Tampoco la independencia creó una sociedad homogénea como algunos afirman, en relación con una sociedad donde la inmensa mayoría fueron pequeños propietarios por lo general pobres. Nunca existió en Costa Rica una sociedad homogénea, ni siquiera en la Colonia, porque siempre existieron los pobres (aunque sean los más pobres de los pobres), los negros, los mulatos, los pardos, los indígenas o los esclavos. (Los esclavos fueron determinantes en la producción de cacao que permitió la acumulación primitiva de capital que luego facilitó la explotación cafetalera).

El hecho es que la independencia fue generando una sociedad cada vez más diferenciada, estratificada, con una clase cafetalera oligárquica minoritaria sobre unas mayorías asalariadas empobrecidas.

La Independencia generó los derechos individuales de libertad personal en muchos campos para un grupo selecto, pero no así los derechos sociales que tuvieron que tardar casi un siglo para empezar a gestarse.

La Independencia generó la conciencia individual pero no la conciencia social, no solo de clase sino de pertenencia a grupos o comunidades. Los derechos sociales con plena madurez y fuerza empezarán a manifestarse en el segundo siglo de Independencia.

Durante el Primer siglo de Independencia se logró consolidar el Estado capitalista y luego la República y mantener el carácter independiente de la Nación en la guerra del 56. La influencia de la Religión Católica a lo largo de los primeros 60 años fue determinante y representó un gran poder, pero fue llevada casi hasta la nulidad con las reformas liberales; la democracia logró algunos pocos avances con las ampliaciones del sufragio.

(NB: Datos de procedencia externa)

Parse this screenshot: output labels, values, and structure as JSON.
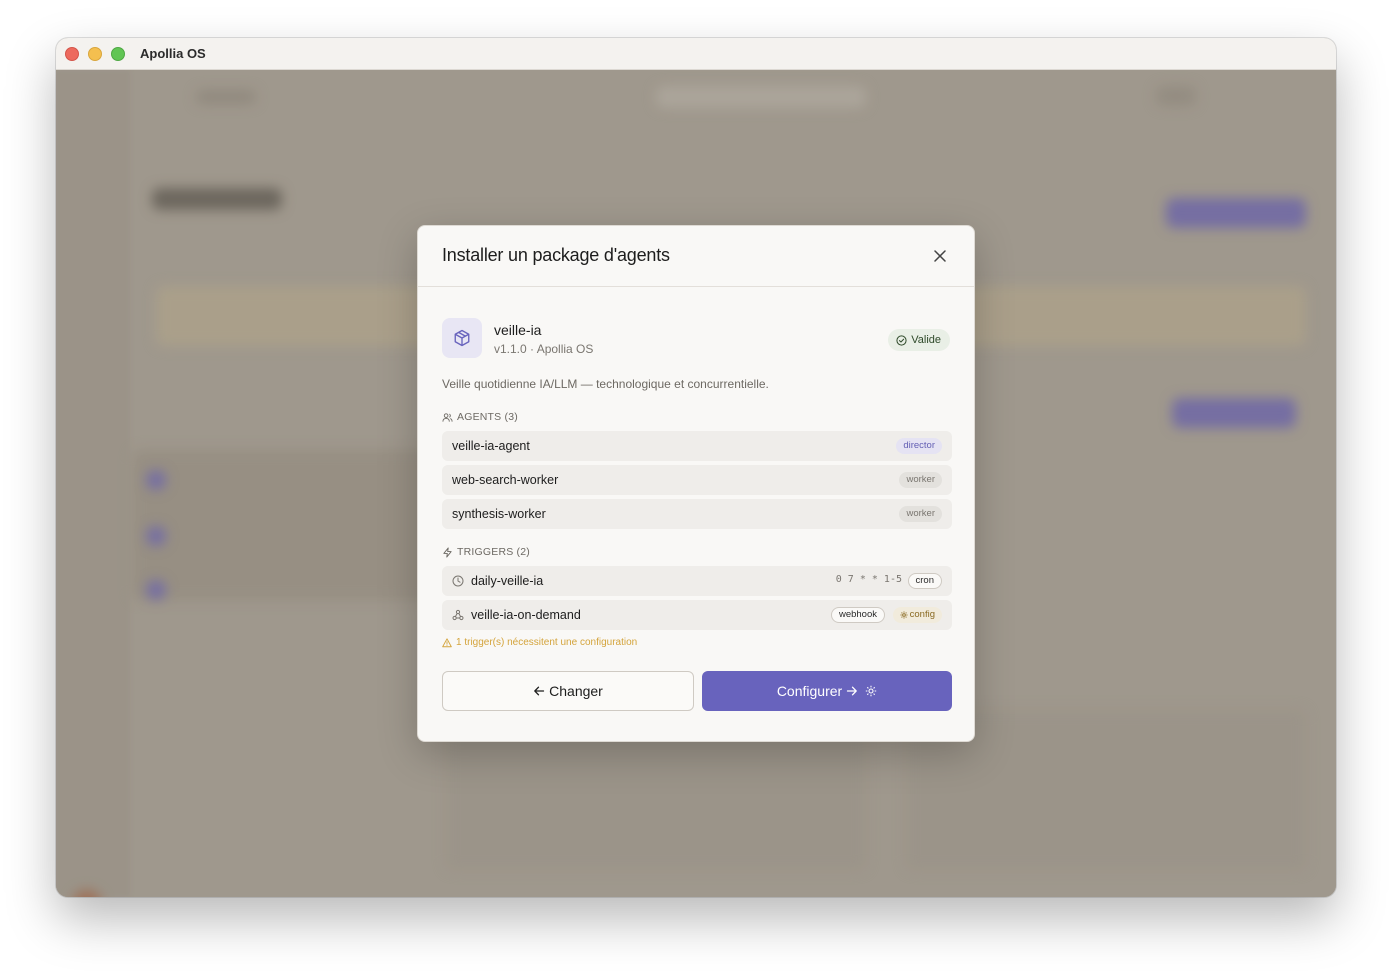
{
  "window": {
    "title": "Apollia OS"
  },
  "modal": {
    "title": "Installer un package d'agents",
    "package": {
      "name": "veille-ia",
      "meta": "v1.1.0 · Apollia OS",
      "status": "Valide",
      "description": "Veille quotidienne IA/LLM — technologique et concurrentielle."
    },
    "agents_label": "AGENTS (3)",
    "agents": [
      {
        "name": "veille-ia-agent",
        "role": "director"
      },
      {
        "name": "web-search-worker",
        "role": "worker"
      },
      {
        "name": "synthesis-worker",
        "role": "worker"
      }
    ],
    "triggers_label": "TRIGGERS (2)",
    "triggers": [
      {
        "name": "daily-veille-ia",
        "icon": "clock-icon",
        "schedule": "0 7 * * 1-5",
        "type": "cron"
      },
      {
        "name": "veille-ia-on-demand",
        "icon": "webhook-icon",
        "type": "webhook",
        "config": "config"
      }
    ],
    "warning": "1 trigger(s) nécessitent une configuration",
    "back_button": "Changer",
    "primary_button": "Configurer"
  },
  "colors": {
    "accent": "#6863bd",
    "warning": "#d4a43c",
    "valid_bg": "#e9efe6"
  }
}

El primer siglo de Independencia es el de la consolidación del modo de producción capitalista fundamentado en la producción y exportación de café, de una oligarquía cafetalera que se proyectará hasta nuestros días, consolidada a través de gobiernos sustentados en una democracia muy restringida, limitada únicamente a hombres blancos y propietarios. La consolidación de ese modelo se hizo a base de autoritarismo y límites democráticos para las amplias capas sociales del país.